Ukraine’s political crisis deepened over the weekend as President Viktor Yanukovych’s offer to share power with the opposition failed to end anti-government unrest, raising the stakes for a special parliament session tomorrow.
Arseniy Yatsenyuk, Vitali Klitschko and Oleh Tyahnybok on Jan. 25 urged demonstrators to keep pushing for Yanukovych’s resignation and snap elections after the president offered to hand over top cabinet jobs. Lawmakers will interrupt their winter break to vote on a no-confidence motion in the government and a bid to repeal anti-protest laws passed this month.
The country of 45 million, a key route for Russian energy toward Europe, is enduring the first deadly political crisis in its 22 years of independence. Yanukovych, struggling to tame demonstrations claimed the first lives last week as anti-protest laws triggered riots, offered his biggest concessions yet on Jan. 25. Clashes in Kiev resumed that night, while attempts to seize regional government offices widened.
We shouldn’t confuse this ominous crisis in the Ukraine with similar looking ones that have erupted in the Arab world in the last three years. The Ukraine isn’t Egypt, or Syria, or Libya, etc. Not least because of the heavy hand of Ukraine’s big bully of a neighbor, Russia.

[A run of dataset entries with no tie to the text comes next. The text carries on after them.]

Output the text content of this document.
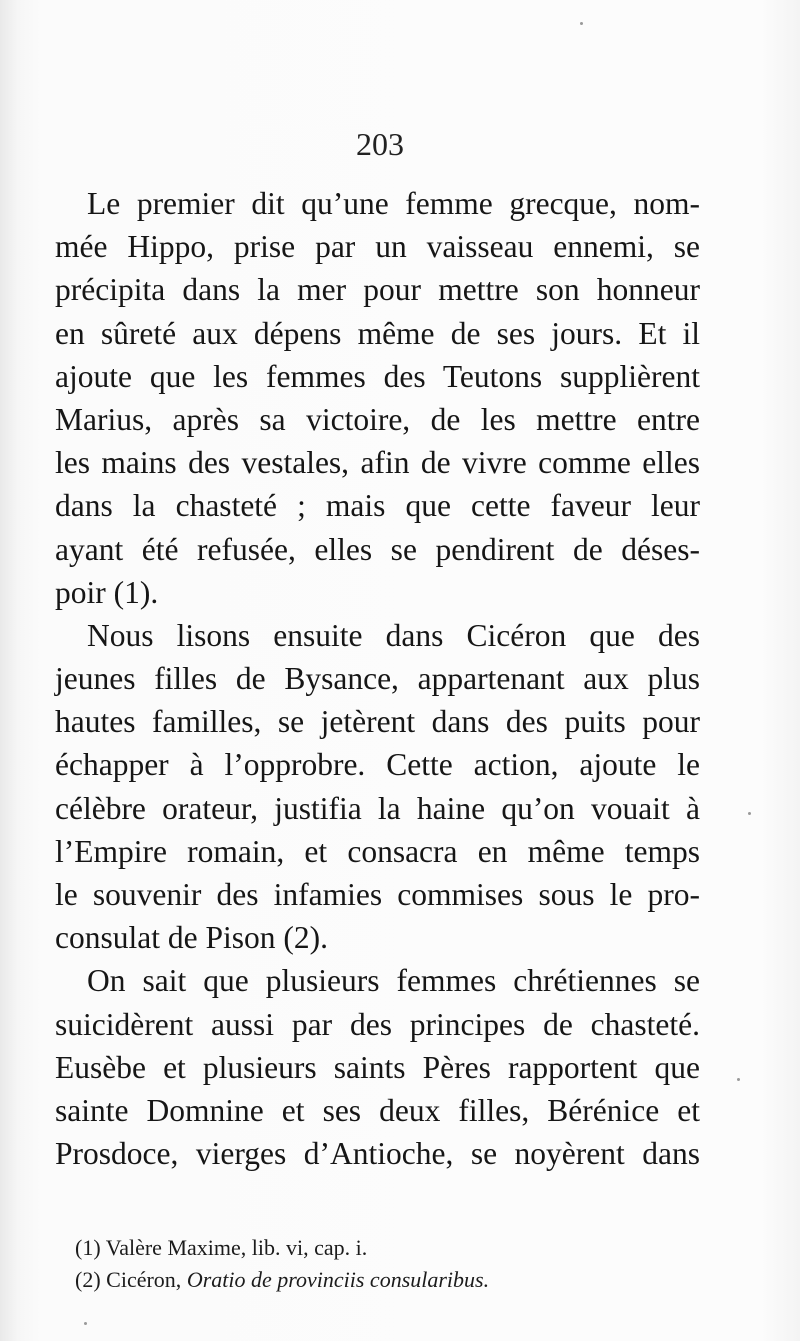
203
Le premier dit qu’une femme grecque, nom-
mée Hippo, prise par un vaisseau ennemi, se
précipita dans la mer pour mettre son honneur
en sûreté aux dépens même de ses jours. Et il
ajoute que les femmes des Teutons supplièrent
Marius, après sa victoire, de les mettre entre
les mains des vestales, afin de vivre comme elles
dans la chasteté ; mais que cette faveur leur
ayant été refusée, elles se pendirent de déses-
poir (1).
Nous lisons ensuite dans Cicéron que des
jeunes filles de Bysance, appartenant aux plus
hautes familles, se jetèrent dans des puits pour
échapper à l’opprobre. Cette action, ajoute le
célèbre orateur, justifia la haine qu’on vouait à
l’Empire romain, et consacra en même temps
le souvenir des infamies commises sous le pro-
consulat de Pison (2).
On sait que plusieurs femmes chrétiennes se
suicidèrent aussi par des principes de chasteté.
Eusèbe et plusieurs saints Pères rapportent que
sainte Domnine et ses deux filles, Bérénice et
Prosdoce, vierges d’Antioche, se noyèrent dans
(1) Valère Maxime, lib. vi, cap. i.
(2) Cicéron, Oratio de provinciis consularibus.
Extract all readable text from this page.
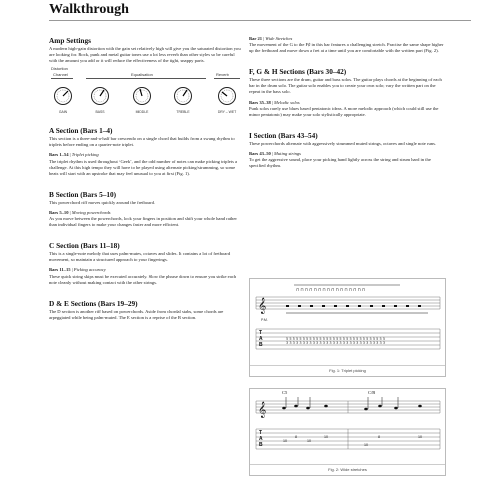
Walkthrough
Amp Settings

A modern high-gain distortion with the gain set relatively high will give you the saturated distortion you are looking for. Rock, punk and metal guitar tones use a lot less reverb than other styles so be careful with the amount you add or it will reduce the effectiveness of the tight, snappy parts.

Distortion
Channel	Equalisation	Reverb
GAIN	BASS	MIDDLE	TREBLE	DRY – WET
A Section (Bars 1–4)

This section is a three-and-a-half bar crescendo on a single chord that builds from a swung rhythm to triplets before ending on a quarter-note triplet.

Bars 1–54 | Triplet picking

The triplet rhythm is used throughout ‘Geek’, and the odd number of notes can make picking triplets a challenge. At this high tempo they will have to be played using alternate picking/strumming, so some beats will start with an upstroke that may feel unusual to you at first (Fig. 1).

B Section (Bars 5–10)

This powerchord riff moves quickly around the fretboard.

Bars 5–10 | Moving powerchords

As you move between the powerchords, lock your fingers in position and shift your whole hand rather than individual fingers to make your changes faster and more efficient.

C Section (Bars 11–18)

This is a single-note melody that uses palm-mutes, octaves and slides. It contains a lot of fretboard movement, so maintain a structured approach to your fingerings.

Bars 11–15 | Picking accuracy

These quick string skips must be executed accurately. Slow the phrase down to ensure you strike each note cleanly without making contact with the other strings.

D & E Sections (Bars 19–29)

The D section is another riff based on powerchords. Aside from chordal stabs, some chords are arpeggiated while being palm-muted. The E section is a reprise of the B section.

Bar 21 | Wide Stretches

The movement of the G to the F♯ in this bar features a challenging stretch. Practise the same shape higher up the fretboard and move down a fret at a time until you are comfortable with the written part (Fig. 2).

F, G & H Sections (Bars 30–42)

These three sections are the drum, guitar and bass solos. The guitar plays chords at the beginning of each bar in the drum solo. The guitar solo enables you to create your own solo; vary the written part on the repeat in the bass solo.

Bars 35–38 | Melodic solos

Punk solos rarely use blues based pentatonic ideas. A more melodic approach (which could still use the minor pentatonic) may make your solo stylistically appropriate.

I Section (Bars 43–54)

These powerchords alternate with aggressively strummed muted strings, octaves and single note runs.

Bars 43–50 | Muting strings

To get the aggressive sound, place your picking hand lightly across the string and strum hard in the specified rhythm.

⊓ ⊓ ⊓ ⊓ ⊓ ⊓ ⊓ ⊓ ⊓ ⊓ ⊓ ⊓ ⊓ ⊓ ⊓ ⊓
𝄞
5 5 5 5 5 5 5 5 5 5 5 5 5 5 5 5 5 5 5 5 5 5 5 5 5 5 5 5 5 5
3 3 3 3 3 3 3 3 3 3 3 3 3 3 3 3 3 3 3 3 3 3 3 3 3 3 3 3 3 3
P.M.
T
A
B
Fig. 1: Triplet picking
𝄞
C5	C/B
T
A
B
10
8
10
10
10
8	10
Fig. 2: Wide stretches
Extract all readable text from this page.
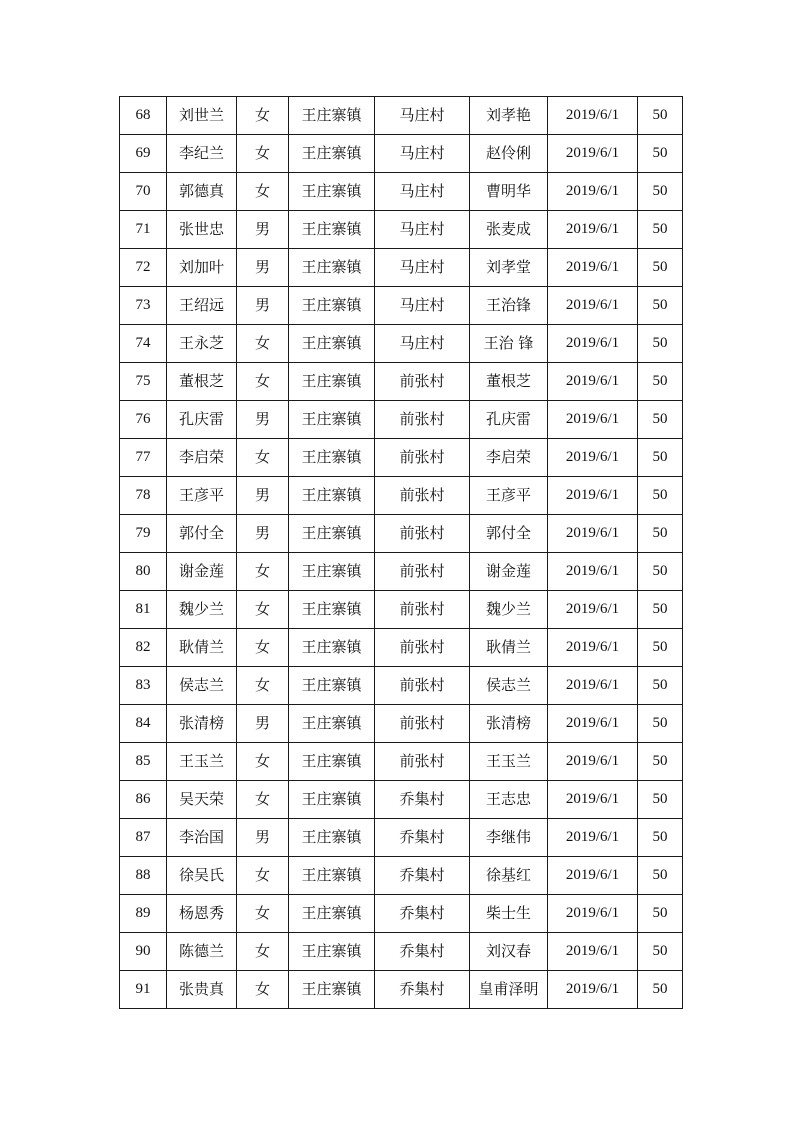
68	刘世兰	女	王庄寨镇	马庄村	刘孝艳	2019/6/1	50
69	李纪兰	女	王庄寨镇	马庄村	赵伶俐	2019/6/1	50
70	郭德真	女	王庄寨镇	马庄村	曹明华	2019/6/1	50
71	张世忠	男	王庄寨镇	马庄村	张麦成	2019/6/1	50
72	刘加叶	男	王庄寨镇	马庄村	刘孝堂	2019/6/1	50
73	王绍远	男	王庄寨镇	马庄村	王治锋	2019/6/1	50
74	王永芝	女	王庄寨镇	马庄村	王治 锋	2019/6/1	50
75	董根芝	女	王庄寨镇	前张村	董根芝	2019/6/1	50
76	孔庆雷	男	王庄寨镇	前张村	孔庆雷	2019/6/1	50
77	李启荣	女	王庄寨镇	前张村	李启荣	2019/6/1	50
78	王彦平	男	王庄寨镇	前张村	王彦平	2019/6/1	50
79	郭付全	男	王庄寨镇	前张村	郭付全	2019/6/1	50
80	谢金莲	女	王庄寨镇	前张村	谢金莲	2019/6/1	50
81	魏少兰	女	王庄寨镇	前张村	魏少兰	2019/6/1	50
82	耿倩兰	女	王庄寨镇	前张村	耿倩兰	2019/6/1	50
83	侯志兰	女	王庄寨镇	前张村	侯志兰	2019/6/1	50
84	张清榜	男	王庄寨镇	前张村	张清榜	2019/6/1	50
85	王玉兰	女	王庄寨镇	前张村	王玉兰	2019/6/1	50
86	吴天荣	女	王庄寨镇	乔集村	王志忠	2019/6/1	50
87	李治国	男	王庄寨镇	乔集村	李继伟	2019/6/1	50
88	徐吴氏	女	王庄寨镇	乔集村	徐基红	2019/6/1	50
89	杨恩秀	女	王庄寨镇	乔集村	柴士生	2019/6/1	50
90	陈德兰	女	王庄寨镇	乔集村	刘汉春	2019/6/1	50
91	张贵真	女	王庄寨镇	乔集村	皇甫泽明	2019/6/1	50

The poor Ukrainian people have suffered greatly in the last century, not least because of Lenin and Stalin, who starved millions of Ukraineians to death in the 1920s and 1930s. The economic potential of this large and proud nation is vast, if the country can only get the kind of wise and capable leadership it so desperately needs. I have a particular fondness for the Ukrainian Catholic Church, the largest and most important of the eastern rite churches in uion with Rome. To me, it is the natural bridge church between East and West. Persecuted both by the Communists and by the eastern Orthodox, the Ukrainian Catholics have a special vocation to fulfill in the universal church. May the Good Shepherd protect and provide for his flock, his defenseless sheep, in the Ukraine.
Does anyone else remember and think of the obscure line in Col. 3:11 when reading stories like this about the Ukraine? In talking about how there is niether Jew nor Greek, slave nor free, etc. in Christ, the writer of Colossians also alludes to a notoriously savage and barbarian group called the “Scythians” as the opposite of the sophisticated, culturally enlightened Greeks. The point is that while the reference is vague, most scholars think that the infamous Viking-like Scythians, who came from the region north of the Black Sea, are associated with the ancestors of the Ukrainians.
David Handy+
Yes, we should pray that the Lord turns this to the advantage of his Church and his Kingdom.
In general terms, the western side of the country tends to be more western oriented, and the eastern side more Russia-oriented. Its therefore all the more interesting that this latest issue appears to cut across that divide. Even russophiles in the east of the country aren’t keen on dumping an EU trade agreement in exchange for the doubtful joys of closer economic ties with Russia.
Thanks for backing me up, MichaelA. It’s always nice to find areas of common ground between us (in fact, there are many of them).
It’s heartening to see that, over the last few days, the president is starting to back down about smashing the public protests (as Putin would do). I agree with you, MichaelA, especially about the need for urgent and persistent prayer for this strategically important nation. With some 45 million people, the Ukraine is one of the largest countries in Europe.
Here is the ranking:
1. Russia, with 144 million, the 9th largest nation in the world.
2. Germany, with about 80 mil, the 16th largest in the world.
3. France, with almost 66 million, the 21st largest in the world.
4. The UK, with some 64 million, the 22nd largest.
5. Italy, with about 60 mil, the 23rd largest nation.
6. Spain, with around 47 million, the 28th largest country.
7. Ukraine, with about 45 million, the 29th largest in the world.
Thus, the Ukraine dwarfs even medium size European nations like Poland, and is far larger than Hungary, much less such small countries (in terms of population) as the Scandanavian countries, or the Czech Republic, etc. What happens to the Ukraine is of vital importance, not only to Europe, but to the whole world, including the Christian world.
One of my alltime favorite Christian leaders of the 20th century was the late, great cardinal who led the Ukrainian Catholic Church for over 30 years, the brilliant, courageous Yosef Slipyi, who spent many years in a Soviet prison camp and yet never betrayed his Master. May the Lord raise up his like in our time!